One, we use the heck out of our cutting boards. This includes my wife and children climbing on the counters and occasionally standing on them, which they do not like. I have repaired more than a few. I have also done a few experimental designs with the grain moving in different directions, some of which worked and some of which didn't. At this point I try to stick to the same grain orientation. In any case, you can take a board (say 5' x 6"), cut it into short pieces (6"-7"), and glue them all side to side. After planing or sanding, you can rip 1" strips (or whatever the thickness of your board is) and end up with end grain "strips" that you can use to frame the board. Species shouldn't matter too much.

Two, for people who don't use the boards, I actively try to prevent this. I have at least two in my kitchen at all times that are "pretty" but get used. Multiple times a day.
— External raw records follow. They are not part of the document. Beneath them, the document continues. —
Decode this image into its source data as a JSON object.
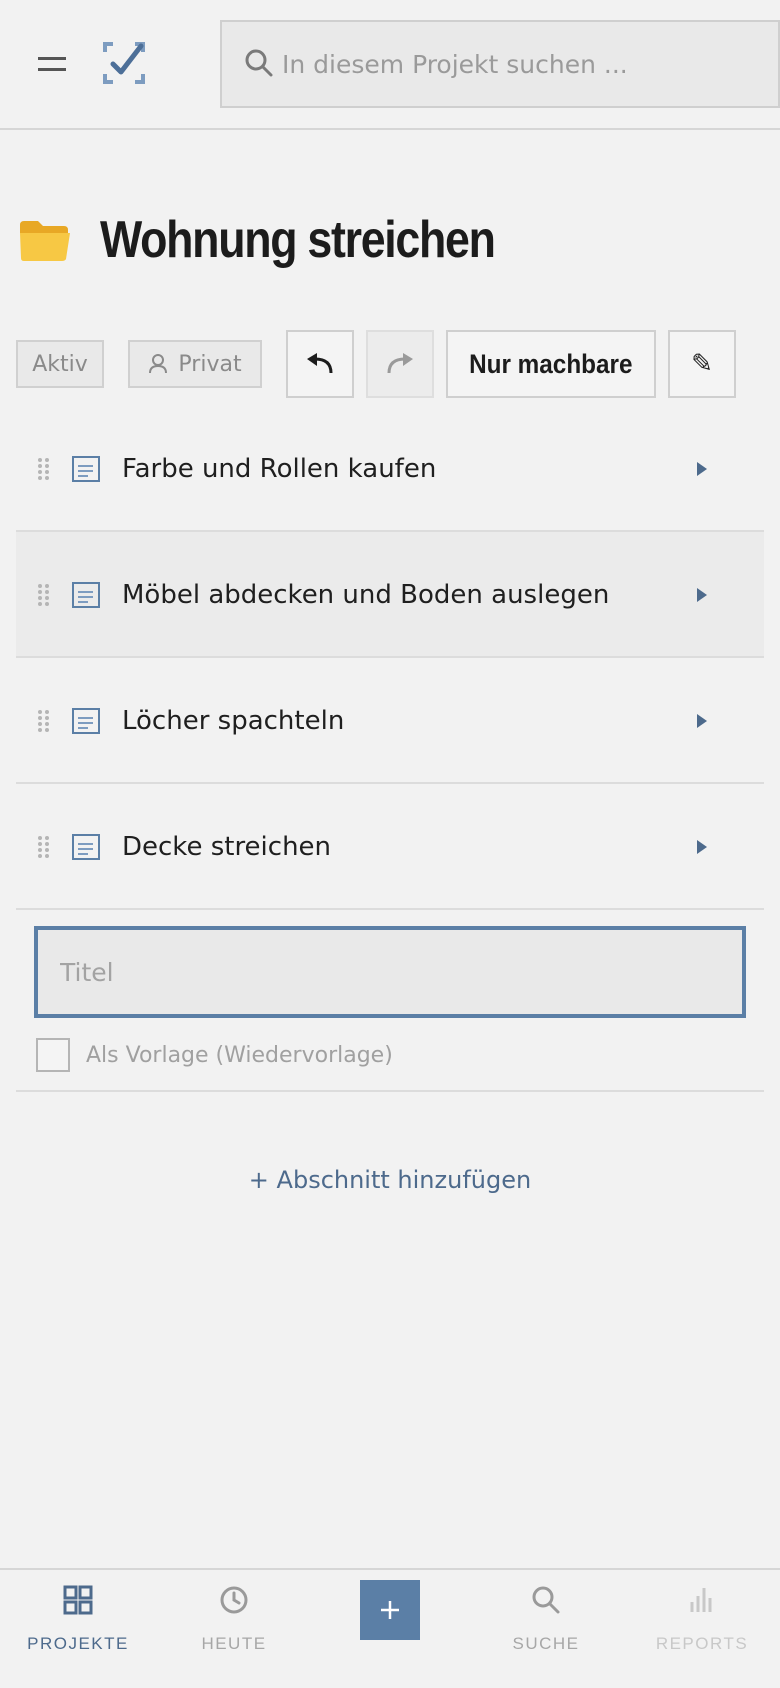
{
  "header": {
    "search_placeholder": "In diesem Projekt suchen ..."
  },
  "project": {
    "title": "Wohnung streichen",
    "icon": "folder-icon"
  },
  "toolbar": {
    "status_label": "Aktiv",
    "visibility_label": "Privat",
    "undo_icon": "undo-icon",
    "redo_icon": "redo-icon",
    "filter_label": "Nur machbare",
    "edit_icon": "pencil-icon"
  },
  "tasks": [
    {
      "label": "Farbe und Rollen kaufen"
    },
    {
      "label": "Möbel abdecken und Boden auslegen"
    },
    {
      "label": "Löcher spachteln"
    },
    {
      "label": "Decke streichen"
    }
  ],
  "new_task": {
    "title_placeholder": "Titel",
    "template_label": "Als Vorlage (Wiedervorlage)"
  },
  "add_section_label": "+ Abschnitt hinzufügen",
  "bottom_nav": {
    "items": [
      {
        "label": "PROJEKTE",
        "icon": "grid-icon",
        "active": true
      },
      {
        "label": "HEUTE",
        "icon": "clock-icon"
      },
      {
        "label": "",
        "icon": "plus-icon"
      },
      {
        "label": "SUCHE",
        "icon": "search-icon"
      },
      {
        "label": "REPORTS",
        "icon": "bar-chart-icon",
        "disabled": true
      }
    ]
  },
  "colors": {
    "accent": "#5b7fa6",
    "background": "#f2f2f2",
    "link": "#4d6a8c"
  }
}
I include a handwritten note on what the board is made from, how it is made, why wood is safer than plastic, all of that. I mention that it is safe for all proteins and can be easily refinished but is never to go in the dishwasher. I also include a note that I reserve the right to repossess the board if it's ever unused or misused (dishwasher). I also offer free refinishing for life on any board I make.
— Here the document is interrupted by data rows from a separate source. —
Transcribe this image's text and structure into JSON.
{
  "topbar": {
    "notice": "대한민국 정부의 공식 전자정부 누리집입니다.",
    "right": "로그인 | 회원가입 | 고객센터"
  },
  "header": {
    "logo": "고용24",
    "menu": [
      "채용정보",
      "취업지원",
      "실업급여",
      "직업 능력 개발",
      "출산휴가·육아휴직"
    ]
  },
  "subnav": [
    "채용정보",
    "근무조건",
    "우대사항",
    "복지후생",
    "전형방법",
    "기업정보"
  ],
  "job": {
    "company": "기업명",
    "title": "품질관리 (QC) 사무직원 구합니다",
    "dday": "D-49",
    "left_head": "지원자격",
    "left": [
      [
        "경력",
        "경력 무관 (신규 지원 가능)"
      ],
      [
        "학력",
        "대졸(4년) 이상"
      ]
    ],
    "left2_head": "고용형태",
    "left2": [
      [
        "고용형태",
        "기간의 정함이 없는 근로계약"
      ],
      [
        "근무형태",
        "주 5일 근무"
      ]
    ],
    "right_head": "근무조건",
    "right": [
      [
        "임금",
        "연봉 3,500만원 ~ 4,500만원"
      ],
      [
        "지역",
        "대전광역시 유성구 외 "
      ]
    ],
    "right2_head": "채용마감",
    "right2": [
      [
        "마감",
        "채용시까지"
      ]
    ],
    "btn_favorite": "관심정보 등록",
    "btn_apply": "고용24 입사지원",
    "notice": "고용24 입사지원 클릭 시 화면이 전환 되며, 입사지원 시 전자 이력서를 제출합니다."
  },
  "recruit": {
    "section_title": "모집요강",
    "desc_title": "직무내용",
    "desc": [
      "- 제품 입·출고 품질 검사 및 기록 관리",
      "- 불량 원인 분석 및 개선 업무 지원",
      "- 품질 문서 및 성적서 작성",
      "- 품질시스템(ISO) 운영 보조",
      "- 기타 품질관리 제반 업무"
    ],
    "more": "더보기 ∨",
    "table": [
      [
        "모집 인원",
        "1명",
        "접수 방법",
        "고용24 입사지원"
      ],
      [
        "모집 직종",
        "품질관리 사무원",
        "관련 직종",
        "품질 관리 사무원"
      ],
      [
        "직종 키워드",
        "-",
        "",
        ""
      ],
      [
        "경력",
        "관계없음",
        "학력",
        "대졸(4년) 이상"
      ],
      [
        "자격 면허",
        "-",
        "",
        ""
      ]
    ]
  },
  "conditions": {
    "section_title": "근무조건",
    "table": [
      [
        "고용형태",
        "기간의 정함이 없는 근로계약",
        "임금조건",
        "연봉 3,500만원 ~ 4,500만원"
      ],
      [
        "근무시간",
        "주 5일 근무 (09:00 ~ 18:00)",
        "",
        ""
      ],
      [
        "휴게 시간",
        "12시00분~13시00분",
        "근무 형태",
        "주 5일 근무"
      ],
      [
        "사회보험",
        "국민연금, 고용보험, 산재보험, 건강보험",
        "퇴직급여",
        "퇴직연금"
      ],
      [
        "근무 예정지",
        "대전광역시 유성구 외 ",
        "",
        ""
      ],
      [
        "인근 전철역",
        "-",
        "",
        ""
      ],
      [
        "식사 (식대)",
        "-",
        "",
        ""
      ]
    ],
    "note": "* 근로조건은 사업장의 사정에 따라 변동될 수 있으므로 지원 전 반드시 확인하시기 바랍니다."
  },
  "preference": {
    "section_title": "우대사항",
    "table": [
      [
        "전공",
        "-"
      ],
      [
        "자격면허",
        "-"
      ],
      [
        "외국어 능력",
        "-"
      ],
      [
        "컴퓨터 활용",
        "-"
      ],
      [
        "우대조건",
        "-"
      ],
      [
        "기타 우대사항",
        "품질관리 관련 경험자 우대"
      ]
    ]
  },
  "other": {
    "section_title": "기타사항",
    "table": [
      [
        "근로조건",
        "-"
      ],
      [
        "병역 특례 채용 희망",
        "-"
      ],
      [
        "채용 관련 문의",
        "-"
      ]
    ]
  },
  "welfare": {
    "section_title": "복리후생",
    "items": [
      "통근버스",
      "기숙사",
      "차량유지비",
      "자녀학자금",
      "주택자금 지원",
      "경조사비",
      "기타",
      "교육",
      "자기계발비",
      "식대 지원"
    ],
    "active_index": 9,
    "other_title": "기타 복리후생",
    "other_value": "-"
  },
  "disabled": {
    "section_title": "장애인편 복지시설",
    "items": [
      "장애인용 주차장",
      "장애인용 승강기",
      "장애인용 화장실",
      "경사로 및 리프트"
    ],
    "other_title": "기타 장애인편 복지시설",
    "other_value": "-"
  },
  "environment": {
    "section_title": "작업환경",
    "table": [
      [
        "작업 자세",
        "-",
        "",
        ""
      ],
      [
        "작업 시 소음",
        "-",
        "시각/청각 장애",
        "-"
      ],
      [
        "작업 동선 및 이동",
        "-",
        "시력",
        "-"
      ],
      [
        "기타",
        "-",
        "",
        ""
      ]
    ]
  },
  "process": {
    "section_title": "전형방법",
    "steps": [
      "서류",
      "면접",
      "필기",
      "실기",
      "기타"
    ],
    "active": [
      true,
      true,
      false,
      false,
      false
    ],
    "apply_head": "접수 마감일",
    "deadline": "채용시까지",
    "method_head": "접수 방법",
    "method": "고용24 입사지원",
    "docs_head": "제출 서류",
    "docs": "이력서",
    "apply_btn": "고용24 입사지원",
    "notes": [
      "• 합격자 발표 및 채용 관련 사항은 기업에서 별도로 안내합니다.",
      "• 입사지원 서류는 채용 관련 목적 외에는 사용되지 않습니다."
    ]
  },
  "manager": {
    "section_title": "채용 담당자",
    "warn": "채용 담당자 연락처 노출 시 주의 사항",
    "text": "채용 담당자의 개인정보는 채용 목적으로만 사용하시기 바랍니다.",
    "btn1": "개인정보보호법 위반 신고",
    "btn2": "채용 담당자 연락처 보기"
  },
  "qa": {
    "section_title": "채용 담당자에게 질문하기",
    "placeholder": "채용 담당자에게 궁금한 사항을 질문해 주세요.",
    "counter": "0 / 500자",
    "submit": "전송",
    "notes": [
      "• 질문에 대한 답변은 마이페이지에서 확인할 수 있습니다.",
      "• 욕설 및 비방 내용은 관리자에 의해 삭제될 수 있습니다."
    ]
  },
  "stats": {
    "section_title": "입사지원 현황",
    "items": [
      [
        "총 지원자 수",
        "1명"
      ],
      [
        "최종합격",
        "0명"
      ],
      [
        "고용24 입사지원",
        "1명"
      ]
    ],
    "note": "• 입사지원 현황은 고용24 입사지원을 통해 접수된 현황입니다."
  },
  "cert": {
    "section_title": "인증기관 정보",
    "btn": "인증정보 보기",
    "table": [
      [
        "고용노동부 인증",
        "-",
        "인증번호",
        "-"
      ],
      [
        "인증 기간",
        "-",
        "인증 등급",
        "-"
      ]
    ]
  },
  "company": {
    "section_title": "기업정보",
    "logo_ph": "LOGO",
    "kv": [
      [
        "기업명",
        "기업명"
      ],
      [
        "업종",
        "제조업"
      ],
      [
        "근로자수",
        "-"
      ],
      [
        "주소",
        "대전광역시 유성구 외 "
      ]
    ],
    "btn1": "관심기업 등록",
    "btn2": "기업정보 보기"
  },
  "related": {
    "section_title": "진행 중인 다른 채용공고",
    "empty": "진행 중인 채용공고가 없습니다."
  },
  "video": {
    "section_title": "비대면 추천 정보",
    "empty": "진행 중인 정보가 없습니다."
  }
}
To this day it bugs me to no end that my in-laws received a cutting board for their wedding (many, many years ago) that they used until it started to fell apart. It was made partially with plywood for some reason. In any case, I took it back, ripped out the plywood, added some hickory and bubinga (family heirloom wood, as it were), and remade the wedding gift board. It sits unused and they use a Chinesium plastic POS.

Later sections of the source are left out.